People must start thinking about global community to bridge the divide in exploiting opportunities of digitalisation, panel hears

Discussion at Moving from a Physical to a Digital Society, session 3 of the Business BSF, revolved around the principles needed in development of artificial intelligence as listed by Ms Nanna-Louise Wildfang Linde, Assistant General Counsel at Microsoft/CELA Central Eastern Europe from Denmark.

According to her, Microsoft has put forward six principles for AI solutions: they should be fair, reliable and safe, trustworthy, inclusive, responsible, and transparent.

Ms Wildfang Linde noted that there were many challenges as well as opportunities in using AI, but to “really use all the opportunities” people will have to trust it.

In addition to trusting AI, another challenge that remains unanswered at this point is how to “skill up our population and workforce for leveraging AI”. We must start getting together to address these challenges, she pointed out.

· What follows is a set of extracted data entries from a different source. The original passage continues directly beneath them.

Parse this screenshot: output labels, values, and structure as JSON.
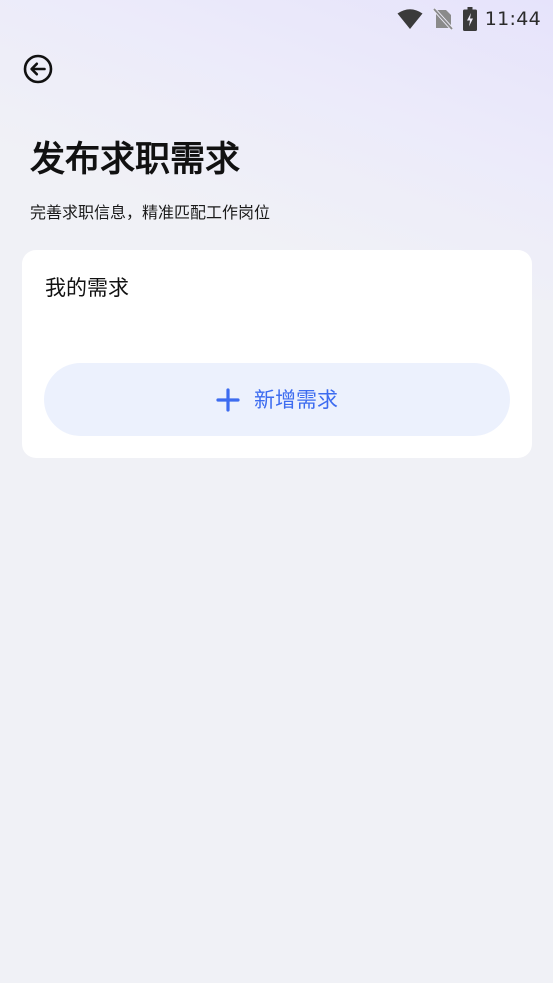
{
  "status_bar": {
    "time": "11:44",
    "icons": [
      "wifi-icon",
      "no-sim-icon",
      "battery-charging-icon"
    ]
  },
  "header": {
    "back_icon": "back-arrow-circle-icon",
    "title": "发布求职需求",
    "subtitle": "完善求职信息，精准匹配工作岗位"
  },
  "demand_card": {
    "title": "我的需求",
    "add_button_label": "新增需求",
    "add_icon": "plus-icon"
  },
  "colors": {
    "accent": "#3d6cf0",
    "button_bg": "#ecf1fd",
    "page_bg": "#f0f1f6",
    "card_bg": "#ffffff"
  }
}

This was also taken up by Mr Boris Koprivnikar, Minister of Public Administration of the Republic of Slovenia, who believes that cooperation, internationality and interoperability of technologies are key in creating solutions that improve the quality of life.

Meanwhile, Mr Frank Barz, Head of Industrial Internet of Things at T-Systems International GmbH, noted that trust can also be built through appropriate communication of a solution.

For instance, “if I talk to a nurse in a hospital about a huge digitalisation project, she might fear losing her job. But if I tell her that we’re developing a supporting software … that will allow her to spend her time more effectively, she will support it”.

Moreover, Mr Samir Sharma, CEO of datazuum from United Kingdom, believes that “we’ve got to take some responsibility for ourselves and what we do with data, also for how we’re going to be shaping the ethical points and things like bias in algorithms.”

Taking up the issue of data, Mr William Entriken, Advisor to 0xcert and Independent Blockchain Developer from the United States, noted that “everything is public, intentionally or not”.

An advocate of blockchain technology, which is “public permanently”, he believes that it is better to start with “something that you know is going to be public”.

“By using blockchain you get more data that is public and transparent, and you authenticate it … I think government is going to be the leader in this, because it has transparency as a mandate,” he added.

As regards bridging the divide, the motto of this year’s BSF, the panellists agreed that, among other things, the internet should be a constitutional right to allow all people to enjoy the benefits of digitalisation.

According to Mr Sharma, “we must start thinking about people who do not have the infrastructure … We must start thinking about global community to not enlarge the divide, which is the way we’re going now”.